Civil servants tasked with fighting fraud are failing to “exert influence” on senior officials, which is hampering the government’s ability to tackle soaring levels of fraud and corruption, the Public Accounts Committee has warned.
In a new report, Tackling fraud and corruption against government, released today, the committee said: “Departmental counter-fraud staff often lack the credibility and authority needed to exert influence at senior levels.”
Earlier this year, civil service chief operating officer Alex Chisholm rejected claims from the National Audit Office that some senior official are "reluctant" to tackle fraud and corruption.
Civil servants working in this area “have often struggled to get the attention, understanding and support needed from senior decision-makers," the PAC report says.
This is partially due to the counter-fraud profession being relatively new, only being established in 2018, but also because many officials working on fraud “are not members of the profession and have not been trained or assessed against the professional standards", according to the committee.
There are more than 13,000 members of the counter-fraud function across government, the majority working for the DWP or HMRC, but less than half (45%) are members of the Government Counter Fraud Profession.
The report calls on the Public Sector Fraud Authority, which was set up last year, to “set out what it has done to address any identified weaknesses in the effectiveness of departments’ efforts to tackle fraud and corruption".
Issues of capacity and credibility are part of a wider problem across government, with the report outlining “large gaps” in the “understanding of the extent and location of fraud and corruption risks”.
On top of around £16.4bn lost to tax and benefit fraud in 2022-23, the government could have lost up to £28.5bn to fraud and error “but it does not know exactly where or how,” it states.
Barely one in 20 (6%) of the UK’s public bodies can demonstrate that they are achieving the expected value for money from their counter fraud work, and senior officials need to show leadership on this issue, it says.
“The government must begin by demonstrating that it is serious about tackling these issues and regaining public trust.” Tackling fraud “cannot be left to counter-fraud technical experts alone; it must be embedded into the design and delivery of services.”
The report adds: “Senior officials across government must demonstrate leadership, set the tone from the top, build in preventative approaches to their operations and start to give the public the impression that they are serious about fighting fraud.”
In addition, the PSFA should produce “an annual strategic intelligence report on the level of fraud and corruption across government.”
Dame Meg Hillier, PAC chair, said: “The government is flying blind on the levels of fraud and corruption perpetrated against it, despite widespread awareness of the toxic threat posed by these despicable crimes.”
She added: “If senior officials and politicians simply shrug their shoulders and look away in the face of these outrages, then malign actors will continue to pick away not just at the public purse, but at the bonds of trust that knit us together as a society.”
This comes just months after the NAO revealed how fraud in government spending has almost quadrupled to £21bn over the past two years - with most public bodies unable to show they are properly equipped to tackle the problem.
The new PAC report warns that “Government has often failed to implement basic counter-fraud measures into its new initiatives.” And there needs to be more done to crack down on fraudsters.
“Government has not set out the level of prosecutions and convictions for fraud that it wants to achieve in order to produce an effective preventive deterrent,” it says.
The report also claims that “it is very unlikely that most of the losses due to fraud and corruption will ever be recovered”. It cites the gulf between the £243m detected fraud in 2020-21 and the £29m that was recovered.
“Enforcement and recovery powers are also fragmented across government. The Cabinet Office and HM Treasury say they will continue to try to recover as much of the £21 billion lost during the pandemic as possible, and will not write off any amounts, but accept that it is unlikely they will be able to recover most of it.” the report says.

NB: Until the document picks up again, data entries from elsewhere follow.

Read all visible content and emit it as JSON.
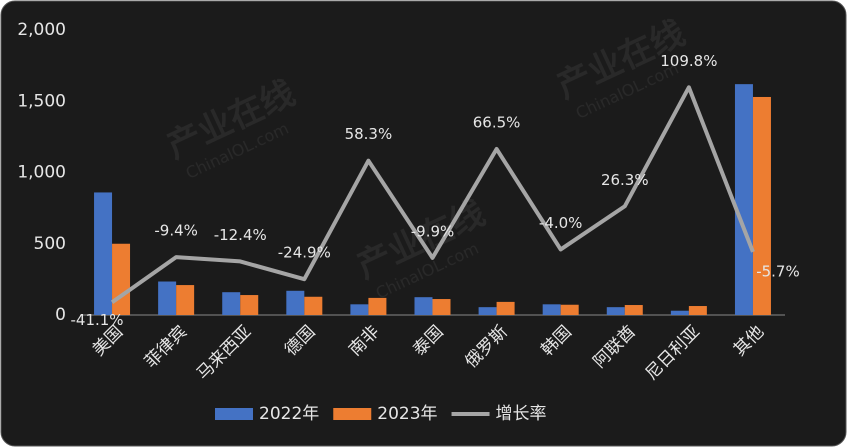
{
  "chart_data": {
    "type": "bar",
    "watermark": "产业在线",
    "watermark_sub": "ChinaIOL.com",
    "categories": [
      "美国",
      "菲律宾",
      "马来西亚",
      "德国",
      "南非",
      "泰国",
      "俄罗斯",
      "韩国",
      "阿联酋",
      "尼日利亚",
      "其他"
    ],
    "series": [
      {
        "name": "2022年",
        "type": "bar",
        "color": "#4472c4",
        "values": [
          860,
          235,
          160,
          170,
          75,
          125,
          55,
          75,
          55,
          30,
          1620
        ]
      },
      {
        "name": "2023年",
        "type": "bar",
        "color": "#ed7d31",
        "values": [
          500,
          210,
          140,
          128,
          120,
          112,
          92,
          72,
          70,
          63,
          1530
        ]
      },
      {
        "name": "增长率",
        "type": "line",
        "axis": "y2",
        "color": "#a5a5a5",
        "values": [
          -41.1,
          -9.4,
          -12.4,
          -24.9,
          58.3,
          -9.9,
          66.5,
          -4.0,
          26.3,
          109.8,
          -5.7
        ],
        "value_labels": [
          "-41.1%",
          "-9.4%",
          "-12.4%",
          "-24.9%",
          "58.3%",
          "-9.9%",
          "66.5%",
          "-4.0%",
          "26.3%",
          "109.8%",
          "-5.7%"
        ]
      }
    ],
    "ylim": [
      0,
      2000
    ],
    "yticks": [
      0,
      500,
      {
        "value": 1000,
        "label": "1,000"
      },
      {
        "value": 1500,
        "label": "1,500"
      },
      {
        "value": 2000,
        "label": "2,000"
      }
    ],
    "y2lim": [
      -50,
      150
    ],
    "grid": false,
    "legend": "bottom"
  }
}
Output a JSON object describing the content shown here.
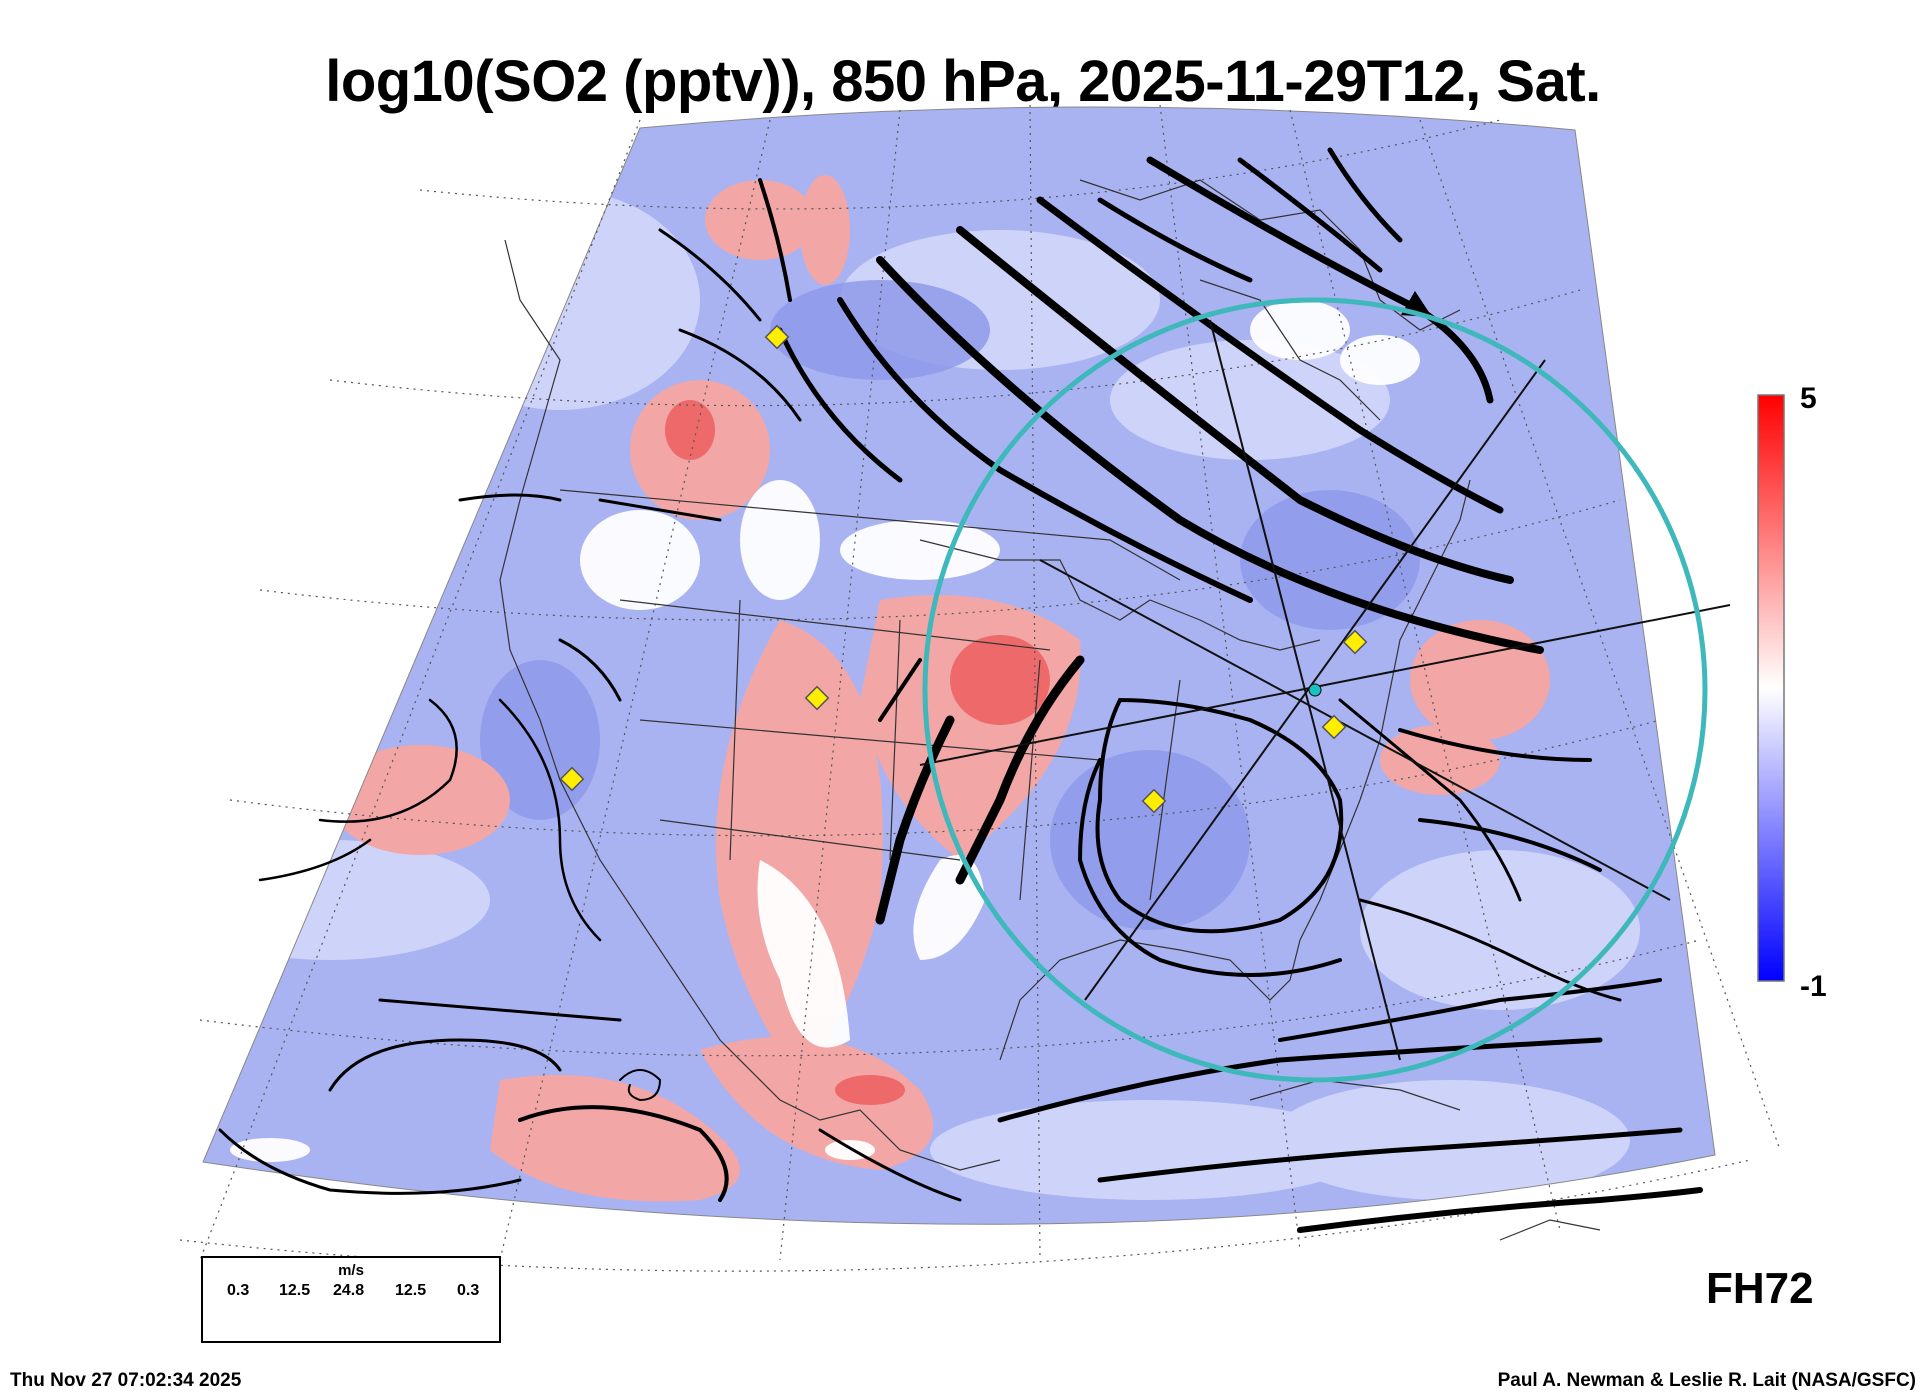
{
  "title": "log10(SO2 (pptv)), 850 hPa, 2025-11-29T12, Sat.",
  "colorbar": {
    "max_label": "5",
    "min_label": "-1",
    "colors": {
      "high": "#ff0000",
      "mid": "#ffffff",
      "low": "#0000ff"
    }
  },
  "forecast_hour": "FH72",
  "wind_scale": {
    "unit": "m/s",
    "ticks": [
      "0.3",
      "12.5",
      "24.8",
      "12.5",
      "0.3"
    ]
  },
  "footer": {
    "timestamp": "Thu Nov 27 07:02:34 2025",
    "credit": "Paul A. Newman & Leslie R. Lait (NASA/GSFC)"
  },
  "overlay": {
    "circle_color": "#3fb8bb",
    "marker_color": "#ffee00",
    "center_marker_color": "#19c2c2"
  }
}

Responding to the concerns highlighted by the PAC, a government spokesperson said: “We are overhauling the way we tackle public sector fraud to ensure we prevent more fraud and chase down public money stolen from taxpayers. This includes having invested more than £900, in taking action on fraud, since 2021 and establishing the PSFA to bolster fraud defences across departments.”
They added: "In the last two years, the government has recovered more than £3.1bn of fraud losses, including within Covid-19 schemes, but we know there is more we can do. That is why we are expanding the government's counter-fraud profession, developing new technologies and boosting skills and training to further protect the public purse."